Big boys don’t cry. Man up. Suck it up, buttercup. From an early age, boys are taught that they aren’t allowed to express feelings like girls do. They’re not allowed to be vulnerable, to have emotions, or to be seen as weak. In spite of all of the changes in our world regarding equality between the sexes, there really hasn’t been any concrete change in these areas of a boy’s life growing up, or in a man’s life. Even in modern sitcoms, a man who shows his feelings and allows himself to be vulnerable is called a “girl”, as if he has somehow compromised his masculinity by expressing these things. Women have made great strides in changing the way the world views them, and that’s as it should be. The problem is that somewhere along the way, men got left behind. Their place in the world no longer being clear-cut leaves them somewhat out on a limb, hanging rather precariously over a lake of muddy water.
What causes depression in men is much more easily understood by taking a step back and looking at the whole picture. Many men still tie their sense of self-worth to their job, their ability to be successful at work. This can be very difficult, especially given the instability of the current employment market. Jobs are hard to get and harder to keep. Toxic work environments, low pay and excessive workloads can bring stress levels to the breaking point, and they aren’t allowed to talk about that. They’re expected to suck it up and get on with it. Being a man in these circumstances can be a very lonely and trying experience. When you can’t win no matter what you do, it can be very tempting to just give up.
Many men don’t actually realise that they’re depressed because men experience depression differently from women. Men will suffer more from irritability, sudden anger, loss of control, greater risk-taking behaviours, and aggression. Their behaviour will often be mistaken for anger issues.

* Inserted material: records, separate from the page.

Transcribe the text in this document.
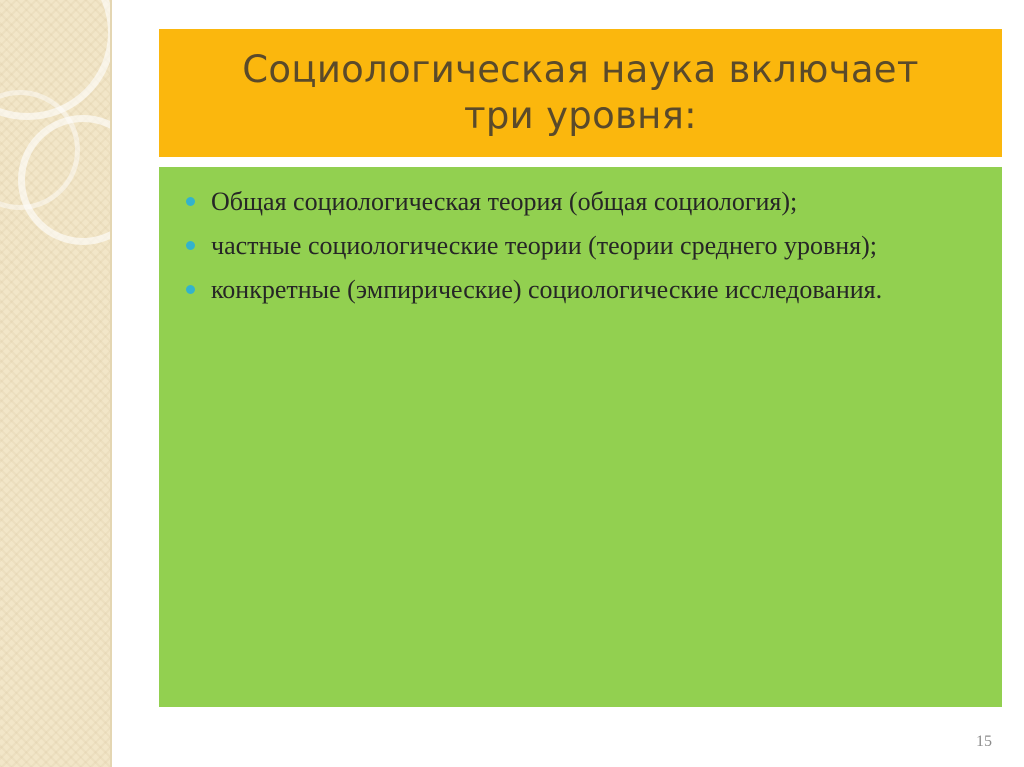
Социологическая наука включает
три уровня:
Общая социологическая теория (общая социология);
частные социологические теории (теории среднего уровня);
конкретные (эмпирические) социологические исследования.
15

The pressures that they face are made worse by the feeling that they’re unable to talk to anyone without appearing weak. Far too often, the end result is suicide. For men, depression often is fatal. It’s a huge step for a man to actually admit that he needs to talk to someone. The person that he chooses to talk to will need to be someone who gets what it means to be a man, what depression is for men, and how to help men to regain their sense of self-worth. This is where men’s groups and counselling for men can be a vital resource for them. It might not be very often that a man would find a female therapist that he could talk to, and many men feel that talking to a woman would inhibit their ability to talk openly. They can also feel that a woman just wouldn’t understand what causes depression for men or how men experience depression, and for the most part, they could be right. The main thing, though, is to find someone to talk to that you’re comfortable with, talk, get help, and take action to get out of the grip of depression.